As part of the distribution between added sugars and sugars of natural origin (fruits and vegetables) in the French diet, ANSES indicates that its recommendation is in line with that of the WHO aimed at maintaining the intake of free sugars less than 10% of the total energy.
French recommendations define total sugars as all sugars containing fructose and exclude lactose and galactose, while WHO free sugars are defined as added sugars of all types plus fruit juices and juice concentrates of fruits.
To reduce the 20 to 30% of French adults consuming more than 100 g of accumulated sugar per day, ANSES recommends:
- To ensure that sugary products are limited in vending machines, particularly in educational institutions (schools, universities, etc.).
- To put in place systems to restrict the incentive to consume sweet products (advertising, gifts, etc.).
ANSES’s work on intense sweeteners (also called artificial sweeteners) showed that they had no beneficial effects on weight control, blood sugar levels in people with diabetes or the incidence of type 2 diabetes. They recommend reducing sugar intake by reducing the overall sweetness of foods, starting at an early age. They also advise against consuming artificially sweetened beverages as a substitute for water.
What impact does sugar have on our health?
Sugar may seem like a harmless indulgence, but in reality, even a little excess sugar can have serious effects on your health.
Myth: Your body needs added sugars to function.
Before we dive into the effects of added sugars, it’s important to dispel this pervasive myth that drives many people to consume sugar. It’s not uncommon for many people to rationalize their snacking habit by mistakenly thinking that it provides their body with essential carbohydrates for certain functions, including metabolism.

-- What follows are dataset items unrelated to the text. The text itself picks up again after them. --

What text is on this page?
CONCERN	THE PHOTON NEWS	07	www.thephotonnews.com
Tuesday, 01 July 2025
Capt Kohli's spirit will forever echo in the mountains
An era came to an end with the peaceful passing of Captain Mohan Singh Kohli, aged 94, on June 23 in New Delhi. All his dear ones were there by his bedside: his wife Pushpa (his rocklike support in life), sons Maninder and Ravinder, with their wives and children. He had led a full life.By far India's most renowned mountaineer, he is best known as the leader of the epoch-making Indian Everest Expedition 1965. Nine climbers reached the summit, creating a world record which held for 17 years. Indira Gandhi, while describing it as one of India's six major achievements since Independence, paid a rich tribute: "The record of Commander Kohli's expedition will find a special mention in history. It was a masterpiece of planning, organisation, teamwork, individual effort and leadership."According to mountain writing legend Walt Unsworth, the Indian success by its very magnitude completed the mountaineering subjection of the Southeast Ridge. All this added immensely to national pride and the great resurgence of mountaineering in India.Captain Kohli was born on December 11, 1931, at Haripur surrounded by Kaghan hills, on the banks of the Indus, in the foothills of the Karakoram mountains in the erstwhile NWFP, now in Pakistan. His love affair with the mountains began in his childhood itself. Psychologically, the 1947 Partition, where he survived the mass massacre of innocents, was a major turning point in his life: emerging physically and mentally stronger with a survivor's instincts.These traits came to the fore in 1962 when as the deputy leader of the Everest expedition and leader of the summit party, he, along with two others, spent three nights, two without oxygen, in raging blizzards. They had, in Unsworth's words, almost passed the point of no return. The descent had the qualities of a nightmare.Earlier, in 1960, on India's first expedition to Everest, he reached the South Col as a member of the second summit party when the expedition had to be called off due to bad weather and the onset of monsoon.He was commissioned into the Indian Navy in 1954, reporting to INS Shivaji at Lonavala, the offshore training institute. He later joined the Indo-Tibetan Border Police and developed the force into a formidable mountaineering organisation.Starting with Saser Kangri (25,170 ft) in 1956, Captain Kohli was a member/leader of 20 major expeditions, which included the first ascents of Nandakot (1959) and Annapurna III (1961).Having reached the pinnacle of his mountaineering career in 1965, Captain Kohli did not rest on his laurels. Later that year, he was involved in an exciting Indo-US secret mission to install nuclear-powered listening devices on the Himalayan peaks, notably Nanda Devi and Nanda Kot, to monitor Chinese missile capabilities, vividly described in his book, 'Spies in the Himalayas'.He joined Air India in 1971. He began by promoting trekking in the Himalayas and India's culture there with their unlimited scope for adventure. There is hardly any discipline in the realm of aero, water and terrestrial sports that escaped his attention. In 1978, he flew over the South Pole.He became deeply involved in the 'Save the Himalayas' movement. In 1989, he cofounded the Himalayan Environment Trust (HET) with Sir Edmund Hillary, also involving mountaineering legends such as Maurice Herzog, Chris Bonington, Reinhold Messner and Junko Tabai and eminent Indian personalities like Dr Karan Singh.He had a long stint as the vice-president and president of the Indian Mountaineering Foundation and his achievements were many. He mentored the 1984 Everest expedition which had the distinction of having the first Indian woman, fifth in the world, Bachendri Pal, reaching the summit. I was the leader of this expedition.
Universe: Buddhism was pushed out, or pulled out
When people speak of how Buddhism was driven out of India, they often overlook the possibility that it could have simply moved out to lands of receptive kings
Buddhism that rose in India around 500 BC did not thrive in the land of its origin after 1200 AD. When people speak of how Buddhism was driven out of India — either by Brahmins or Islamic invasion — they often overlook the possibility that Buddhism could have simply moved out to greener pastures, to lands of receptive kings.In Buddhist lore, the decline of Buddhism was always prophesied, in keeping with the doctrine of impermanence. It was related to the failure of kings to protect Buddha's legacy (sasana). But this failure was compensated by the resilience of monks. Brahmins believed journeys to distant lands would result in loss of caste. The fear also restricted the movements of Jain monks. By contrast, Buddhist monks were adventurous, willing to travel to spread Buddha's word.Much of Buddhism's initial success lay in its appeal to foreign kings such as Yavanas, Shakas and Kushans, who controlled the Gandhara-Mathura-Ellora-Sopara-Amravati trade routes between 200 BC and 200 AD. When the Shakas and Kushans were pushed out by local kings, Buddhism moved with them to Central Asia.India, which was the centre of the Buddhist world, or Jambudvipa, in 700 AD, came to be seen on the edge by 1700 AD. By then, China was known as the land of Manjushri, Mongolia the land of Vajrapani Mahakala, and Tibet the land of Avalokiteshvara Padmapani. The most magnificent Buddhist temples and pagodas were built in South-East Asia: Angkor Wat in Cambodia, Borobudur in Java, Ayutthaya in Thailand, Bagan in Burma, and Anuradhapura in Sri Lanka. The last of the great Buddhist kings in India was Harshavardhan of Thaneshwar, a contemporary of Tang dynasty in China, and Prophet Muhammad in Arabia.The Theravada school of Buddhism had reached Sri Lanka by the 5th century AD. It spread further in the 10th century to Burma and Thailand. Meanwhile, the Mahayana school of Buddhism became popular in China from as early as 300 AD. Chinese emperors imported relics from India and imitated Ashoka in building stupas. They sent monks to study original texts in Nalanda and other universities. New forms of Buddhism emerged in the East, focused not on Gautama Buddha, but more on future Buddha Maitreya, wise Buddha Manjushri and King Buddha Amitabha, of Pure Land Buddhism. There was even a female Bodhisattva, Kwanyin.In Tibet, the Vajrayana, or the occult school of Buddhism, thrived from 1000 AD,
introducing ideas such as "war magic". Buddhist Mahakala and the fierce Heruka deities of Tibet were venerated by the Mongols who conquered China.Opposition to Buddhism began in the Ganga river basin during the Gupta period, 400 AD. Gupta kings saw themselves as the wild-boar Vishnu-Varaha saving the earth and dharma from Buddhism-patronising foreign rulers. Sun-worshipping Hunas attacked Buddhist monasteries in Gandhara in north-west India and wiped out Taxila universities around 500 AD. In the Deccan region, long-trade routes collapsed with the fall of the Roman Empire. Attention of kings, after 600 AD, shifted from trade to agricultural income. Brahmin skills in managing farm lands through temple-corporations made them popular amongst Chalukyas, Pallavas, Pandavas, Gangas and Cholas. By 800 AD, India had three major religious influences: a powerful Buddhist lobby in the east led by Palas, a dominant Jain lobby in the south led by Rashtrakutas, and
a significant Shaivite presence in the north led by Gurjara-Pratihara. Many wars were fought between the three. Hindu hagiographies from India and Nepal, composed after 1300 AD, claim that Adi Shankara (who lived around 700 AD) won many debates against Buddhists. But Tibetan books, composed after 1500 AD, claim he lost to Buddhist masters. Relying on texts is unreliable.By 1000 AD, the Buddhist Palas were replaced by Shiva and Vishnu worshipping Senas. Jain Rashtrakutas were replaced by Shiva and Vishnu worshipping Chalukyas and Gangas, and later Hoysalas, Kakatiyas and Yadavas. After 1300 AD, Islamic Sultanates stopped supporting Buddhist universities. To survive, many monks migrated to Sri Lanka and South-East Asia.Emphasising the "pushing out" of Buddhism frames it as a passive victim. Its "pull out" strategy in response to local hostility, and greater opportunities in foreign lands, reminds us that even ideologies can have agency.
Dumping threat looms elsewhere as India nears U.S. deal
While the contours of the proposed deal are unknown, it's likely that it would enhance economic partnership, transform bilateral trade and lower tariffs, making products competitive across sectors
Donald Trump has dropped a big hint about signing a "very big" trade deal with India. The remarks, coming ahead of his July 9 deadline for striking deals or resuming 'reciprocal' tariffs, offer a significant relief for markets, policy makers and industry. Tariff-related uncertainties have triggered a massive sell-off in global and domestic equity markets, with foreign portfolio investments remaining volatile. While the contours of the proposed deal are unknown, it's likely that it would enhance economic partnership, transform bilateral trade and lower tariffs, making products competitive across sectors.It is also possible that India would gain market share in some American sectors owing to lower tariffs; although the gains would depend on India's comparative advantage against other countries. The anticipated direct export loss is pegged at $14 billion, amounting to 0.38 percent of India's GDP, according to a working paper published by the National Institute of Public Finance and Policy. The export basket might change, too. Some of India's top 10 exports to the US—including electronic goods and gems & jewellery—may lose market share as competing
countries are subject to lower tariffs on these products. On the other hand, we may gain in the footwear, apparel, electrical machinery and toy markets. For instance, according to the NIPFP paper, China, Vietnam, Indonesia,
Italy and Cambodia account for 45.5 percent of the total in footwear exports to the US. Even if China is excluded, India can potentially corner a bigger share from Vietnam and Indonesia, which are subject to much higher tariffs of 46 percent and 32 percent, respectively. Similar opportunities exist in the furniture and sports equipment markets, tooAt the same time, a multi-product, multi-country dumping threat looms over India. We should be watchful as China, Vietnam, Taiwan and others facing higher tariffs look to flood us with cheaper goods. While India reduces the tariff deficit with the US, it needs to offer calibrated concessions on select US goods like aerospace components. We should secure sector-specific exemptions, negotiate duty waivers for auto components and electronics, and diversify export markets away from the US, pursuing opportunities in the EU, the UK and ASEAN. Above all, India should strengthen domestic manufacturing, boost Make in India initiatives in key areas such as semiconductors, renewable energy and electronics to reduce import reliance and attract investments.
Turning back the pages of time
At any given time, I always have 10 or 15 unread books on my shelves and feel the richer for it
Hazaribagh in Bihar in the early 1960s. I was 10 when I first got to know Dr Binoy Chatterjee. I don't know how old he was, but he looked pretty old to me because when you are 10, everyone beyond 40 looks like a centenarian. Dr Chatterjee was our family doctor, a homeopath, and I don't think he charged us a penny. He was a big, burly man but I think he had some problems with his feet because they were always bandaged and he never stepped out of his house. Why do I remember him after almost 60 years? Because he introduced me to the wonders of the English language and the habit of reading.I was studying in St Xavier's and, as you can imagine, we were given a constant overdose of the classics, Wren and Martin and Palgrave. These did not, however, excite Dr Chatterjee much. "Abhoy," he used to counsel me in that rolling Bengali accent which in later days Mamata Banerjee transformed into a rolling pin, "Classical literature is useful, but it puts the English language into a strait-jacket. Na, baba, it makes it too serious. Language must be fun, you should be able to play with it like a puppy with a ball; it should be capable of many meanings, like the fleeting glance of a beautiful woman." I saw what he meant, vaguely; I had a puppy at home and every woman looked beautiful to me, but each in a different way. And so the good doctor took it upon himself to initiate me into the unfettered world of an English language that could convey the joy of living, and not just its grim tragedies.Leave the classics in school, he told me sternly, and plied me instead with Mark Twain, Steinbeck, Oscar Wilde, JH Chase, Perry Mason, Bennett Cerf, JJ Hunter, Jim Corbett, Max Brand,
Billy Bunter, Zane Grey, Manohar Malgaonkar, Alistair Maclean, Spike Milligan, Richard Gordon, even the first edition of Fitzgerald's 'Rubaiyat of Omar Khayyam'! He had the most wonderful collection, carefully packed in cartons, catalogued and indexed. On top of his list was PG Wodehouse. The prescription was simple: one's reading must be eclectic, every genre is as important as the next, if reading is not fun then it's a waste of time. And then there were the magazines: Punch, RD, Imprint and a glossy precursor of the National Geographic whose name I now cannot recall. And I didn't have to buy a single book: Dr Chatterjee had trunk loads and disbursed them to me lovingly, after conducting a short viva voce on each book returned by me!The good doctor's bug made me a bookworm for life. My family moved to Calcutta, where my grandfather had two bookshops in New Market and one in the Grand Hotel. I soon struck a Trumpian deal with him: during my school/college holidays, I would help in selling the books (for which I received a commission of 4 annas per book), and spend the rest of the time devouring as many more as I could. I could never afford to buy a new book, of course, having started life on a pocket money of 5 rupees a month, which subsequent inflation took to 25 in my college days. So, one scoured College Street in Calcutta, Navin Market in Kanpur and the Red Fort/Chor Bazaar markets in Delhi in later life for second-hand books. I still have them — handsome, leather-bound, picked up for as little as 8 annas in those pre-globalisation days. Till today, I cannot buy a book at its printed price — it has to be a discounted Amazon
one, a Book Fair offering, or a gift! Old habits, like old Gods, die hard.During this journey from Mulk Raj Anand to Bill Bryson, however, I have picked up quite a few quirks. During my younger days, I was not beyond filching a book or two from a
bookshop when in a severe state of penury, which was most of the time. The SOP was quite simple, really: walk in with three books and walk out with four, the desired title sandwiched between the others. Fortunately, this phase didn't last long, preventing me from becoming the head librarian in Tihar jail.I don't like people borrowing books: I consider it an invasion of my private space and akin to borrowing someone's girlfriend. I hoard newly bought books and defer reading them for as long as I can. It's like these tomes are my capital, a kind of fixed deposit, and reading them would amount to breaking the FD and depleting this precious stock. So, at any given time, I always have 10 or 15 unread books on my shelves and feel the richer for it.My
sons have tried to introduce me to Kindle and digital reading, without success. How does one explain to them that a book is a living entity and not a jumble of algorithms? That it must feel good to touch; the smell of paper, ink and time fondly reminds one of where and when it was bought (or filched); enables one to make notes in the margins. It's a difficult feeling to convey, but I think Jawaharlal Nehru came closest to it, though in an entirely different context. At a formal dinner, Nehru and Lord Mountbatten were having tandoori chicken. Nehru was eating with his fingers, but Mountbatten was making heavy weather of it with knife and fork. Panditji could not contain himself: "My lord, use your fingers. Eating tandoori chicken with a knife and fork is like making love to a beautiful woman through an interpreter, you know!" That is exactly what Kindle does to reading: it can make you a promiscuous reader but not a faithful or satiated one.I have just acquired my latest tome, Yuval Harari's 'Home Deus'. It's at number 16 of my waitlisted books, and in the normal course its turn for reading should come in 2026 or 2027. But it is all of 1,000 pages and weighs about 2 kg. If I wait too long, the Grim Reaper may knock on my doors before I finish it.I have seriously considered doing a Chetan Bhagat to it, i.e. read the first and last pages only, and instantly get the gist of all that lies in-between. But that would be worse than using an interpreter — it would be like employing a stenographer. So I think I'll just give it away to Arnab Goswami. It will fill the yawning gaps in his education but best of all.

It’s true that your body needs sugars – or carbs – to function and stay healthy. But he is quite capable of finding all the natural sugars he needs in a healthy, balanced diet. In fact, these added sugars cause serious short-term and long-term health issues, like those listed below.
Sugar and your body.
When most people think of sugar-related health issues, they think of type 2 diabetes or weight gain. These serious health problems are absolutely linked to sugar consumption, and are reason enough to reduce the amount of sugar you consume. However, as serious as diabetes and obesity can be, they are certainly not the only health problems associated with sugar.
Heart problems :
Research shows that people who eat too much sugar have a significantly higher risk of heart disease — up to a 38% increase — compared to those who control their sugar intake.
You’re not the only one who loves sugar – so do bacteria, including those that cause cavities. Excess sugar increases the risk of cavities, which can lead to permanent tooth loss.
Sugar is a major catalyst for inflammation throughout the body. In fact, increased inflammation is one of the reasons excess sugar increases the risk of heart problems. Inflammation also acts on your joints, increasing your risk of joint pain and mobility issues.
Some types of added sugars are processed by the liver. Over time, overconsumption can lead to fatty liver disease, liver scarring, and other types of liver problems.
Too much sugar can have a negative effect on blood circulation, including increasing the circulation needed to get and maintain an erection.
Too much sugar in the blood can damage the retina, the light-sensitive back “wall” of the eye. Vision loss is a relatively common side effect of uncontrolled diabetes.
Excessive sugar consumption has also been linked to emotional and mental health problems, particularly an increased risk of anxiety and depression.